Willems Laura, Reichelt Melissa E, Molina Jose G, Sun Chun-Xiao, Chunn Janci L, Ashton Kevin J, Schnermann Jurgen, Blackburn Michael R, Headrick John P
Heart Foundation Research Center, Griffith University, Southport, QLD 4217, Australia.
Cardiovasc Res. 2006 Jul 1;71(1):79-87. doi: 10.1016/j.cardiores.2006.03.006. Epub 2006 Mar 13.
Adenosine deaminase (ADA) may be multifunctional, regulating adenosine levels and adenosine receptor (AR) agonism, and potentially modifying AR functionality. Herein we assess effects of ADA (and A1AR) deficiency on AR-mediated responses and ischaemic tolerance.
Normoxic function and responses to 20 or 25 min ischaemia and 45 min reperfusion were studied in isolated hearts from wild-type mice and from mice deficient in ADA and/or A1ARs.
Neither ADA or A1AR deficiency significantly modified basal contractility, although ADA deficiency reduced resting heart rate (an effect abrogated by A1AR deficiency). Bradycardia and vasodilation in response to AR agonism (2-chloroadenosine) were unaltered by ADA deficiency, while A1AR deficiency eliminated the heart rate response. Adenosine efflux increased 10- to 20-fold with ADA deficiency (at the expense of inosine). Deletion of ADA improved outcome from 25 min ischaemia, reducing ventricular diastolic pressure (by 45%; 21+/-4 vs. 38+/-3mm Hg) and lactate dehydrogenase (LDH) efflux (by 40%; 0.12+/-0.01 vs. 0.21+/-0.02 U/g/min ischaemia), and enhancing pressure development (by 35%; 89+/-6 vs. 66+/-5mm Hg). Similar protection was evident after 20 min ischaemia, and was mimicked by the ADA inhibitor EHNA (5 microM). Deletion of ADA also enhanced tolerance in A1AR deficient hearts, though effects on diastolic pressure were eliminated.

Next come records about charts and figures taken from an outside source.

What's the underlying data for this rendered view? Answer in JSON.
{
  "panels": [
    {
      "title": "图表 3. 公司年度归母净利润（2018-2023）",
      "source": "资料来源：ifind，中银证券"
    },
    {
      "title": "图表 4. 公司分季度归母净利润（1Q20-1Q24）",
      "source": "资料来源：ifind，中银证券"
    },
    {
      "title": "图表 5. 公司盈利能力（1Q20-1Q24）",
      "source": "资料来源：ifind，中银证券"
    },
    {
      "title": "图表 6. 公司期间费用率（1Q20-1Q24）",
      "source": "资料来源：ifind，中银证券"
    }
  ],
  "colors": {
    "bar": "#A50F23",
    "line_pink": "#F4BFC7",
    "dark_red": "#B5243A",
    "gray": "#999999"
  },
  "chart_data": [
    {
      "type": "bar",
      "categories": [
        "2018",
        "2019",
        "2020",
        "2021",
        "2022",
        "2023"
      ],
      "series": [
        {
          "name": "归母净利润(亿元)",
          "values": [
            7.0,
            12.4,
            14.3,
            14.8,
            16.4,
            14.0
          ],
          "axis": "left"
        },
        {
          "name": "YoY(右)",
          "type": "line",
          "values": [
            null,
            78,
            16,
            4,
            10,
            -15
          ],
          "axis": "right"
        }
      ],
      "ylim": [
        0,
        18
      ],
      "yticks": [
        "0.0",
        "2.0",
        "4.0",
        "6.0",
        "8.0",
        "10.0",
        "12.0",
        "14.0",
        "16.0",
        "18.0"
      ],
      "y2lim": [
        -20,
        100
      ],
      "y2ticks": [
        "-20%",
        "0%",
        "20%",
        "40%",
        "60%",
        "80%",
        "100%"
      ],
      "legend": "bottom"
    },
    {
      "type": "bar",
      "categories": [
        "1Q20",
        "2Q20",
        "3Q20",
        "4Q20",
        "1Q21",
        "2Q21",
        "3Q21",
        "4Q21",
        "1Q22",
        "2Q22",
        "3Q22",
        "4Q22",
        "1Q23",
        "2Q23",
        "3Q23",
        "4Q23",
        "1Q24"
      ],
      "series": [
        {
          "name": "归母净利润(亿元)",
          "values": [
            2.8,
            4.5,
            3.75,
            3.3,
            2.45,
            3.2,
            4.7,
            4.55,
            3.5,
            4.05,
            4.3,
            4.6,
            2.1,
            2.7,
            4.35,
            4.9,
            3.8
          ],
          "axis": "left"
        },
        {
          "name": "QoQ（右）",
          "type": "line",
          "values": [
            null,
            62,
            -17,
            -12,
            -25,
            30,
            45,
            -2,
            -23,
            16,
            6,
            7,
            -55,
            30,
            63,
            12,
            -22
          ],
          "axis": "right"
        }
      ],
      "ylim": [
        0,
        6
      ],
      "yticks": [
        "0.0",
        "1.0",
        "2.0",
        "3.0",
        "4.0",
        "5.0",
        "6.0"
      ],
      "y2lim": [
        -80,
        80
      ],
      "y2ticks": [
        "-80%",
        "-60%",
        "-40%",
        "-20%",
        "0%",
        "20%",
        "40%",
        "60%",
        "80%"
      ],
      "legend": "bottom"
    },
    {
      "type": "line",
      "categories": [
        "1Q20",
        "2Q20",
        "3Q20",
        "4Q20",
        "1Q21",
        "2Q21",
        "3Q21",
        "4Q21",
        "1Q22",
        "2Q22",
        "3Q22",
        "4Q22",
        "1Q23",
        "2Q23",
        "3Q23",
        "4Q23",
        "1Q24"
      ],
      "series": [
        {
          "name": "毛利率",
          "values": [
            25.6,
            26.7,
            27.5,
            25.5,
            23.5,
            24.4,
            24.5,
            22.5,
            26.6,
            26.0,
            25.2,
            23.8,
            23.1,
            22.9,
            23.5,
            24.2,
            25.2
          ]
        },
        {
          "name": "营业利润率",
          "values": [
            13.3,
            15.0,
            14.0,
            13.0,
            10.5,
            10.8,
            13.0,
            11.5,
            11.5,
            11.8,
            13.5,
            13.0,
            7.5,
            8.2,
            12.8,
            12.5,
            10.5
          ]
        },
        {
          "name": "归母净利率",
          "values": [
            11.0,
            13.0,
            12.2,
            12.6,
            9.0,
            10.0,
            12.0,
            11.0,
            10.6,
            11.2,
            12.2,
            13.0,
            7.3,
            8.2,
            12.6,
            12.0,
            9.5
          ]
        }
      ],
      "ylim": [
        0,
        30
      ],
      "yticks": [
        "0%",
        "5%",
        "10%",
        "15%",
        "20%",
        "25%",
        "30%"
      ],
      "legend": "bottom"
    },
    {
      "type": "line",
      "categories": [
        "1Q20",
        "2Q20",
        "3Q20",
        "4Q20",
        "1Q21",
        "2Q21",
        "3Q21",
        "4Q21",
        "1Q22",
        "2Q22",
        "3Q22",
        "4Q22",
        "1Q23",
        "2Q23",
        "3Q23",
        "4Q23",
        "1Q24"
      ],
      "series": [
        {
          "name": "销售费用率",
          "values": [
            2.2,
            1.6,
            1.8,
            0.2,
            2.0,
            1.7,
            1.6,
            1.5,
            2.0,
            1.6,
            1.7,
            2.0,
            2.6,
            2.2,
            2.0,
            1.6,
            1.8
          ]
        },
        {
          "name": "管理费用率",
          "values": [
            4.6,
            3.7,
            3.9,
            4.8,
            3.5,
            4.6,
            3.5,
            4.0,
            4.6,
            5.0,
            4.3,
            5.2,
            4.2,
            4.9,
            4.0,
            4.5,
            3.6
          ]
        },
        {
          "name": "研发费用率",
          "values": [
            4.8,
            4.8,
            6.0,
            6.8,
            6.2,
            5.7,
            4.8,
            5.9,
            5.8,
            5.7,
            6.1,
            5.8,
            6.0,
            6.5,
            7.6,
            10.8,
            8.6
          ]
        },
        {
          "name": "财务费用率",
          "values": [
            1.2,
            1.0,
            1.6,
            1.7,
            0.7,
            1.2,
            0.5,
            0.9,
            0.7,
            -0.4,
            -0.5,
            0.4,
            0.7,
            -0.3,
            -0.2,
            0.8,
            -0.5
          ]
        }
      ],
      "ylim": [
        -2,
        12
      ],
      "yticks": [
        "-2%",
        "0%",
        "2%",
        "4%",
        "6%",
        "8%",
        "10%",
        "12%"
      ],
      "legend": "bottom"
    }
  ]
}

Deficiency of ADA does not alter sensitivities of cardiovascular A1 or A2ARs (despite markedly elevated [adenosine]), but significantly improves ischaemic tolerance. Conversely, A1AR deficiency impairs ischaemic tolerance. Effects of ADA deficiency on diastolic pressure appear solely A1AR-dependent while other ARs or processes additionally contribute to improved contractile recovery and reduced cell death.
腺苷脱氨酶(ADA)可能具有多种功能,可调节腺苷水平和腺苷受体(AR)激动作用,并可能改变AR的功能。在此,我们评估ADA(和A1AR)缺乏对AR介导的反应和缺血耐受性的影响。
研究了野生型小鼠以及ADA和/或A1AR缺乏小鼠离体心脏的常氧功能以及对20或25分钟缺血和45分钟再灌注的反应。
ADA或A1AR缺乏均未显著改变基础收缩力,尽管ADA缺乏会降低静息心率(A1AR缺乏可消除此效应)。ADA缺乏不会改变AR激动剂(2-氯腺苷)引起的心动过缓和血管舒张,而A1AR缺乏会消除心率反应。ADA缺乏时腺苷流出增加10至20倍(以次黄嘌呤为代价)。ADA缺失改善了25分钟缺血后的结果,降低了心室舒张压(降低45%;21±4 vs. 38±3mmHg)和乳酸脱氢酶(LDH)流出(降低40%;0.12±0.01 vs. 0.21±0.02U/g/min缺血),并增强了压力发展(增加35%;89±6 vs. 66±5mmHg)。20分钟缺血后也有类似的保护作用,ADA抑制剂EHNA(5μM)可模拟此作用。ADA缺失还增强了A1AR缺乏心脏的耐受性,尽管对舒张压的影响消失了。
ADA缺乏不会改变心血管A1或A2AR的敏感性(尽管[腺苷]显著升高),但可显著改善缺血耐受性。相反,A1AR缺乏会损害缺血耐受性。ADA缺乏对舒张压的影响似乎仅依赖于A1AR,而其他AR或过程也有助于改善收缩恢复和减少细胞死亡。